Bu göstergeler, dünya ekonomisinde yaşanan gelişmelerden etkilenerek bazen daha da kötüleşme bazen de görece iyileşmelere uğruyor. Dünya ekonomisinde faizde indirim, genişlemeci para politikalarına dönüş, Türkiye gibi ülkelere dış kaynak giriş ihtimalini artırarak, dövizin fiyatını, faizleri indirici, görece nefes açıcı etkiler de yaratabiliyor. Ancak Türkiye, aşırı yüksek risk primi nedeniyle, bu tür olumlu global rüzgârlardan daha az yararlanabiliyor. 

Türkiye’nin risk primi (CDS) uzun zamandır Meksika, Brezilya. Rusya, Güney Afrika, Hindistan gibi benzer yükselen ülkelerinkinden iyice ayrışmış durumda. Türkiye’nin risk primi 24 Haziran 2018’de 275 idi. 2018 Ağustos ayında Amerikalı Rahip Andrew Brunson üstünden ABD ile yaşanan gerilim sırasında risk katsayısı 575’e kadar çıkmıştı. Seçim sonrası Haziran 2019’un son haftasında ise CDS 440’ı gördü. Bu, hâlâ çok yüksek bir risk primi. Örneğin Rusya’nınki aynı tarihte 112.

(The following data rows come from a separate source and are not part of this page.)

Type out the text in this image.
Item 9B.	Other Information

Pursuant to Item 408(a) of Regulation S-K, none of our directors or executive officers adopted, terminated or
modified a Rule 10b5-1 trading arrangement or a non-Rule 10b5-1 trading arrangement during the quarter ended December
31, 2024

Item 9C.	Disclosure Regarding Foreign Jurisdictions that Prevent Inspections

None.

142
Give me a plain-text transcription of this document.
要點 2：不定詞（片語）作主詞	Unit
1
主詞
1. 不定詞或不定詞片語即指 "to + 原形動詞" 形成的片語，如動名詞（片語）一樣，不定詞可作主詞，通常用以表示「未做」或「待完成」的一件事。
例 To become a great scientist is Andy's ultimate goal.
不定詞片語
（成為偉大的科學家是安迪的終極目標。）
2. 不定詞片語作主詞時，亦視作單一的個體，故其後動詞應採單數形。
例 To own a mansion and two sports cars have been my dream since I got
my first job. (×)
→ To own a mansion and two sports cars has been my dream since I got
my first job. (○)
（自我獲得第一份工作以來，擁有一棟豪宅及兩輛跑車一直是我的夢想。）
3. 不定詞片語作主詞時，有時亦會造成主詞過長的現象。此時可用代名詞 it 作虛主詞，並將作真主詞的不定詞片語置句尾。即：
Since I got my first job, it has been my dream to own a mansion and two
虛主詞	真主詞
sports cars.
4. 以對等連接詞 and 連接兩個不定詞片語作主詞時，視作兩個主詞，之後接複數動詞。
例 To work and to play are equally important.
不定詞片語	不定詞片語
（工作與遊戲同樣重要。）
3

Türkiye’nin risk sıralamasında bu ölçüde ayrışması, ekonomik olduğu kadar siyasi, jeopolitik risklerinin yüksekliği ile de ilgili ve özellikle ABD ile süren S-400 gerilimi, bu katsayının yüksek seyrinde etkili. ABD’nin 31 Temmuz’a kadar süre vererek S-400 alımından Türkiye’yi caydırmak istemesi, aksi durumda yaptırımlar uygulayacağını ilân etmesi, buna karşılık Erdoğan’ın silah alım işleminin yapıldığını belirterek ABD ile karşı karşıya gelmesi, yakın geleceği ciddi bir belirsizliğe sürüklüyor. 

İstanbul seçim hezimetinin ardından, ABD virajında uğranılacak bir zayiat, AKP rejimini biraz daha zayıf düşürebilir. Öte yandan, AKP içinden eski Cumhurbaşkanı Abdullah Gül’ün himayesinde, eski Başbakan Yardımcısı Ali Babacan liderliğinde kurulacak yeni bir partinin AKP’yi bölme ihtimali de var. AKP’nin memnuniyetsiz tabanının bir kısmını kendine çekmeyi 31 Mart seçimlerinde deneyimlemiş MHP’nin bu süreçten yararlanarak AKP ile ittifakını bozabileceği ve erken seçim odaklı bir strateji izleyebileceği de senaryolar arasında. 

Yeni sistemin bizzat kendi kimyasından kaynaklanan yönetimsel sorunları, rejimin bileşeni partilerin ortaklığı bozmaları, AKP’nin içinden yeni parti doğurması ihtimallerinin basıncı altında. Daha da önemlisi, yerel iktidarın yıldızı CHP ve müttefiki partilerin ele geçirdikleri moral üstünlük, AKP’yi hızla yıpratıyor.

Bu basınç yükünü pekiştirecek başka basınç unsurları, 2020 yılında bir erken seçim ihtimalini gözden uzak tutmamayı gerektiriyor.